Beginning work early in 1929, Gilman spent $27,500 to do that. The area was fenced to keep the hogs and cattle out, then covered with a two-inch-thick layer of straw, leaves and wood mold extending three-hundred feet up the slope. Tough imported grasses—bitter tannic, hairy vetch, and marram—were planted in the artificial topsoil. Once this band of vegetation had taken root, Gilman extended the planting up to the summit on the northeast side, where the prevailing wind struck the dune, then over the rest of the slope.

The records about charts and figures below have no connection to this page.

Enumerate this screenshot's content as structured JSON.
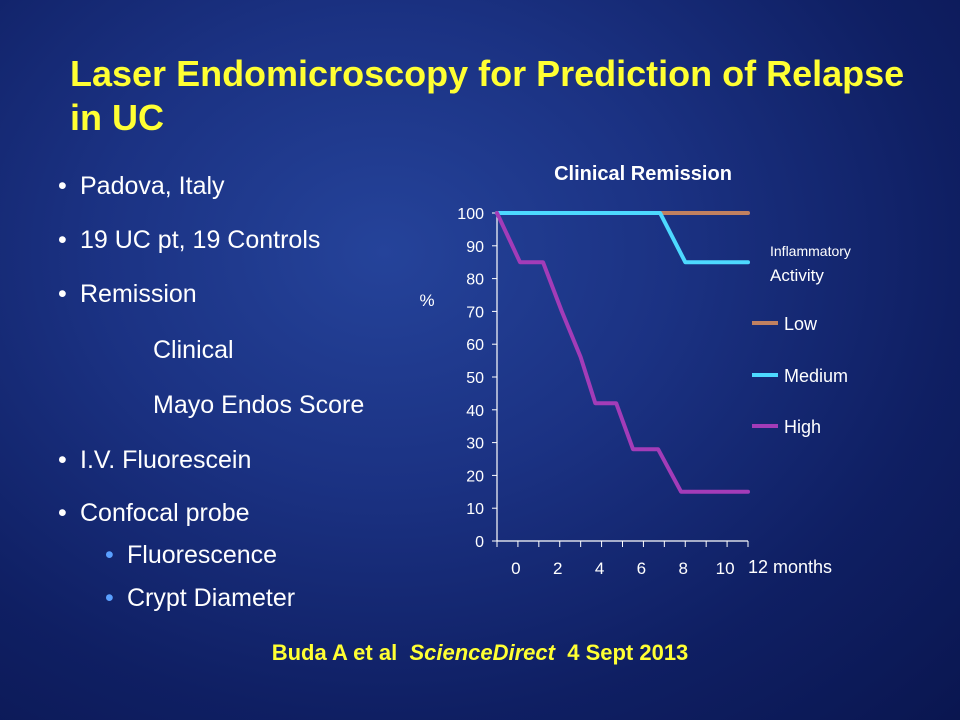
{
  "slide": {
    "title": "Laser Endomicroscopy for Prediction of Relapse in UC",
    "bullets": [
      {
        "text": "Padova, Italy",
        "level": 1
      },
      {
        "text": "19 UC pt, 19 Controls",
        "level": 1
      },
      {
        "text": "Remission",
        "level": 1
      },
      {
        "text": "Clinical",
        "level": 2
      },
      {
        "text": "Mayo Endos Score",
        "level": 2
      },
      {
        "text": "I.V. Fluorescein",
        "level": 1
      },
      {
        "text": "Confocal probe",
        "level": 1
      },
      {
        "text": "Fluorescence",
        "level": 3
      },
      {
        "text": "Crypt Diameter",
        "level": 3
      }
    ],
    "citation": {
      "authors": "Buda A et al",
      "journal": "ScienceDirect",
      "date": "4 Sept 2013"
    },
    "colors": {
      "title": "#ffff33",
      "background": "#1b3283"
    }
  },
  "chart_data": {
    "type": "line",
    "title": "Clinical Remission",
    "ylabel": "%",
    "xlabel": "12 months",
    "ylim": [
      0,
      100
    ],
    "yticks": [
      0,
      10,
      20,
      30,
      40,
      50,
      60,
      70,
      80,
      90,
      100
    ],
    "xlim": [
      0,
      12
    ],
    "xticks": [
      0,
      2,
      4,
      6,
      8,
      10
    ],
    "legend_title": "Inflammatory Activity",
    "legend_position": "right",
    "series": [
      {
        "name": "Low",
        "color": "#c08060",
        "x": [
          0,
          12
        ],
        "y": [
          100,
          100
        ]
      },
      {
        "name": "Medium",
        "color": "#4dd9ff",
        "x": [
          0,
          7.8,
          9.0,
          12
        ],
        "y": [
          100,
          100,
          85,
          85
        ]
      },
      {
        "name": "High",
        "color": "#a33cb8",
        "x": [
          0,
          1.1,
          2.2,
          3.1,
          4.0,
          4.7,
          5.7,
          6.5,
          7.7,
          8.8,
          12
        ],
        "y": [
          100,
          85,
          85,
          70,
          56,
          42,
          42,
          28,
          28,
          15,
          15
        ]
      }
    ]
  }
}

By the summer of 1930 the once-majestic moving dune had been transformed into an ordinary hill, carpeted with green weeds and shrubs. A few watermelon vines had even found a foothold near the top. Gilman and his crew started work on the monument itself in February 1931. Finished the next spring, the granite shaft stands sixty feet from the five-pointed star at the base to the tip of the beacon. The hill raises the height of the structure to 151 feet above sea level.
On November 19, 1932, another party of distinguished guests made their way to the site. They drove over the new Wright Memorial Bridge and down a concrete highway. Warren’s plan to use the monument to lure tourists to the Outer Banks was an enormous success. Development followed on a scale beyond his wildest dreams.
Today the National Park Service operates the Wright Brothers National Monument. Park Service archeologists conducted a dig on the site in the early fifties, but they failed to locate the precise spot where the Wright camp had been established during the years 1901–03. The old camp had apparently been stripped clean by tourists over the years. The reconstructed hangar and living quarters that you see here today were positioned with reference to a stone that Bill Tate had helped set in place to mark the spot where the world’s first powered airplane left the ground in 1903.
Also on the site is a small museum complete with replicas of the 1902 glider and the 1903 airplane. A team of rangers does a marvelous job of introducing visitors to the story of the Wright brothers. Still, the memorial cannot give you a real feel for the place that Will and Orv knew.
After you have seen the museum, peeked into the reconstructed sheds, and hiked up to the monument on the hill, drive a few miles farther south to a place called Jockey’s Ridge. In 1900 this was the next great sand mountain south of the Kill Devil Hills. It remains one of the largest dunes on the East Coast. Trudging up the long, steep side of the great dune will give you some sense of what it was like tor the Wrights, who made this climb carrying a glider back up the hill for the next launch.
Once on top, you can hike a few hundred feet toward the sound. Out of sight of the highway and the hotels, you are now in an environment that would be very familiar to the Wrights, a place, Orville said, that looks like the Sahara, “or the Sahara as I imagine it to be.”